Recently, a former student reached out and said that King had changed the trajectory of the student’s life.
“I asked myself, ‘What did I do?’ I couldn’t think of any grand gesture that deserved this compliment.”
She remembered the student as a cool, confident kid who ate lunch in King’s art room and talked with her about music, art, and life beyond their small town. What she didn’t fully understand was the upheaval in the child’s personal life and how the student felt confused, afraid, unhappy, and unsafe at home.
“You never stopped showing up for me,” the former student wrote to King. “You gave me hope for a better life when I didn’t think it was possible. You always made me feel worthy, and that what I had to say mattered. I’m transmasc nonbinary. Trans youth have the highest suicide rates. You helped to keep me alive.”
Through tears, King told her fellow teachers, “You’ve received this honor during some of the most difficult days of your career. You are being honored not because of any single, big moment but a beautiful mosaic of thousands and thousands of small moments—and it is that shining legacy that has brought you here tonight. Those small moments are what students remember long after the day’s lessons have faded. What remains cannot be measured, because how can you measure dignity and empowerment? It’s the small things. It’s the connections we make that can change the trajectory of a life. So keep creating safe spaces for your students. Help them to imagine the possibilities.”

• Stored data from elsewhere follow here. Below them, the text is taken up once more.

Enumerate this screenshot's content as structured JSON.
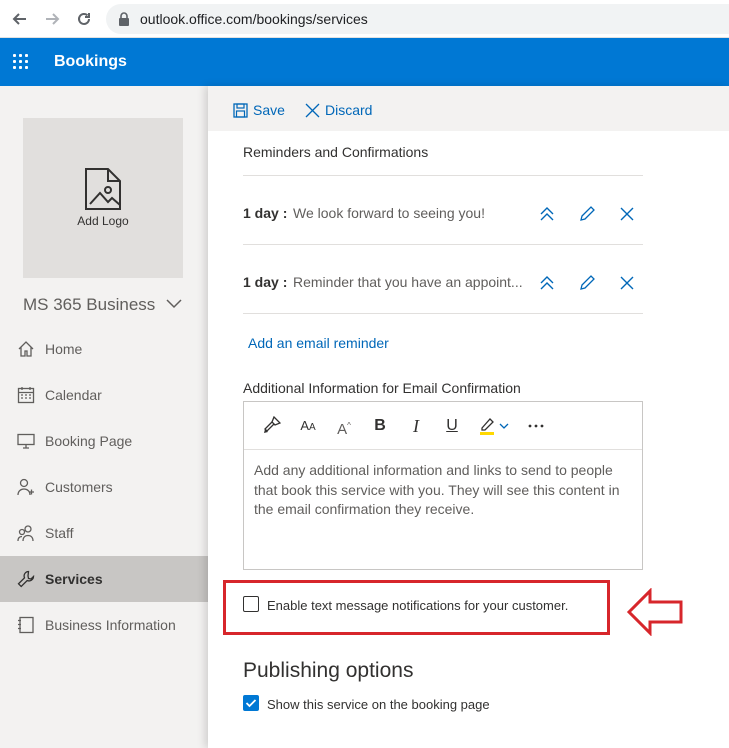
{
  "browser": {
    "url": "outlook.office.com/bookings/services"
  },
  "app": {
    "title": "Bookings"
  },
  "sidebar": {
    "logo_label": "Add Logo",
    "business_name": "MS 365 Business",
    "items": [
      {
        "label": "Home",
        "icon": "home-icon"
      },
      {
        "label": "Calendar",
        "icon": "calendar-icon"
      },
      {
        "label": "Booking Page",
        "icon": "monitor-icon"
      },
      {
        "label": "Customers",
        "icon": "customers-icon"
      },
      {
        "label": "Staff",
        "icon": "staff-icon"
      },
      {
        "label": "Services",
        "icon": "wrench-icon",
        "active": true
      },
      {
        "label": "Business Information",
        "icon": "info-icon"
      }
    ]
  },
  "commands": {
    "save": "Save",
    "discard": "Discard"
  },
  "reminders": {
    "section_title": "Reminders and Confirmations",
    "items": [
      {
        "day": "1 day :",
        "text": "We look forward to seeing you!"
      },
      {
        "day": "1 day :",
        "text": "Reminder that you have an appoint..."
      }
    ],
    "add_link": "Add an email reminder"
  },
  "email_confirmation": {
    "label": "Additional Information for Email Confirmation",
    "placeholder": "Add any additional information and links to send to people that book this service with you. They will see this content in the email confirmation they receive.",
    "toolbar": [
      "format-painter-icon",
      "font-size-icon",
      "superscript-icon",
      "bold-icon",
      "italic-icon",
      "underline-icon",
      "highlight-icon",
      "more-icon"
    ]
  },
  "sms": {
    "label": "Enable text message notifications for your customer.",
    "checked": false
  },
  "publishing": {
    "title": "Publishing options",
    "show_label": "Show this service on the booking page",
    "show_checked": true
  },
  "colors": {
    "brand": "#0078d4",
    "highlight_annotation": "#d7262b"
  }
}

She added, “Right now, there are forces that want to limit the rights of our students, and systems in place that are inequitable. Congresswoman and 2016 Connecticut and National Teacher of the Year once said, ‘We must ask ourselves, Whose children are they? There should only be one answer: They are ours.’ They are all our children, and we must advocate for all of them. We know them by name, we know them by need, and we know them by strength. Sometimes it feels like it’s just you and your student swaying on a scaffolding. All they need you to do is reach out and hold their hand so that they don’t feel alone. That is the power of a teacher.”